Does pytorch do eager pruning of its computational graph?

Question

This is a very simple example:

import torch

x = torch.tensor([1., 2., 3., 4., 5.], requires_grad=True)
y = torch.tensor([2., 2., 2., 2., 2.], requires_grad=True)
z = torch.tensor([1., 1., 0., 0., 0.], requires_grad=True)

s = torch.sum(x * y * z)
s.backward()

print(x.grad)

This will print,

tensor([2., 2., 0., 0., 0.]),

since, of course, ds/dx is zero for the entries where z is zero.

My question is: Is pytorch smart and stop the computations when it reaches a zero? Or does in fact do the calculation "2*5", only to later do "10 * 0 = 0"?

In this simple example it doesn't make a big difference, but in the (bigger) problem I am looking at, this will make a difference.

Thank you for any input.

Answer 1

No, pytorch does no such thing as pruning any subsequent calculations when zero is reached. Even worse, due to how float arithmetic works all subsequent multiplication by zero will take roughly the same time as any regular multiplication.

For some cases there are ways around it though, for example if you want to use a masked loss you can just set the masked outputs to be zero, or detach them from gradients.

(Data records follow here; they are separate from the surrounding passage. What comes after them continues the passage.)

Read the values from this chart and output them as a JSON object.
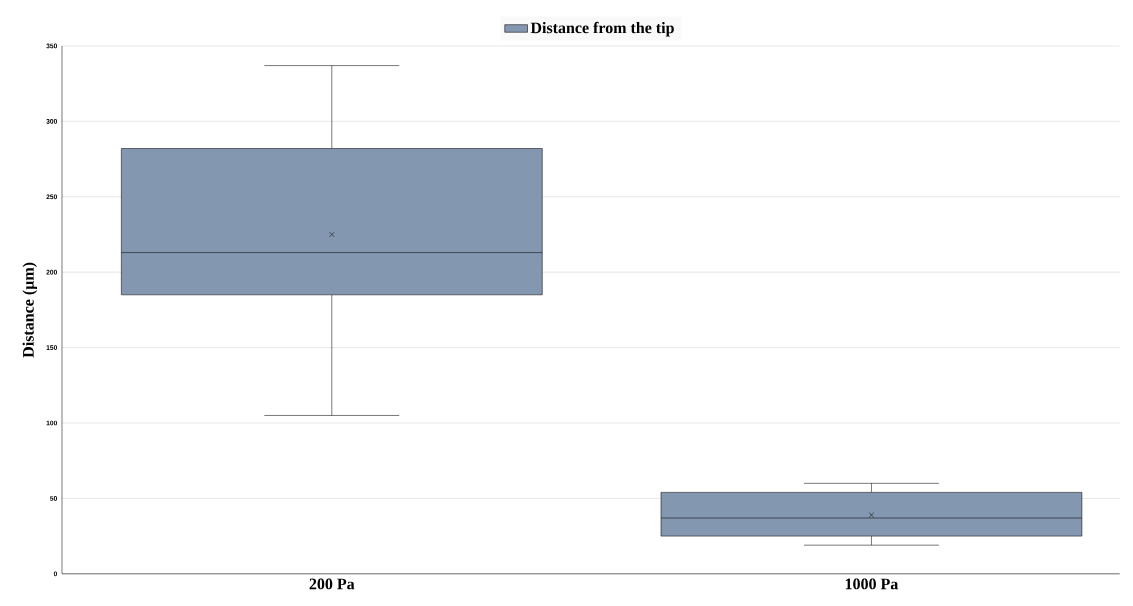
{
  "chart_data": {
    "type": "box",
    "categories": [
      "200 Pa",
      "1000 Pa"
    ],
    "ylabel": "Distance (µm)",
    "ylim": [
      0,
      350
    ],
    "yticks": [
      0,
      50,
      100,
      150,
      200,
      250,
      300,
      350
    ],
    "grid": "y",
    "legend": "top",
    "marker": "cross",
    "series": [
      {
        "name": "Distance from the tip",
        "color": "#8497b0",
        "boxes": [
          {
            "low": 105,
            "q1": 185,
            "median": 213,
            "q3": 282,
            "high": 337,
            "mean": 225
          },
          {
            "low": 19,
            "q1": 25,
            "median": 37,
            "q3": 54,
            "high": 60,
            "mean": 39
          }
        ]
      }
    ]
  }
}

This example makes the difference clear:

def time_backward(do_detach):
    x = torch.tensor(torch.rand(100000000), requires_grad=True)
    y = torch.tensor(torch.rand(100000000), requires_grad=True)
    s2 = torch.sum(x * y)
    s1 = torch.sum(x * y)
    if do_detach:
        s2 = s2.detach()
    s = s1 + 0 * s2
    t = time.time()
    s.backward()
    print(time.time() - t)

time_backward(do_detach= False)
time_backward(do_detach= True)

outputs:

0.502875089645
0.198422908783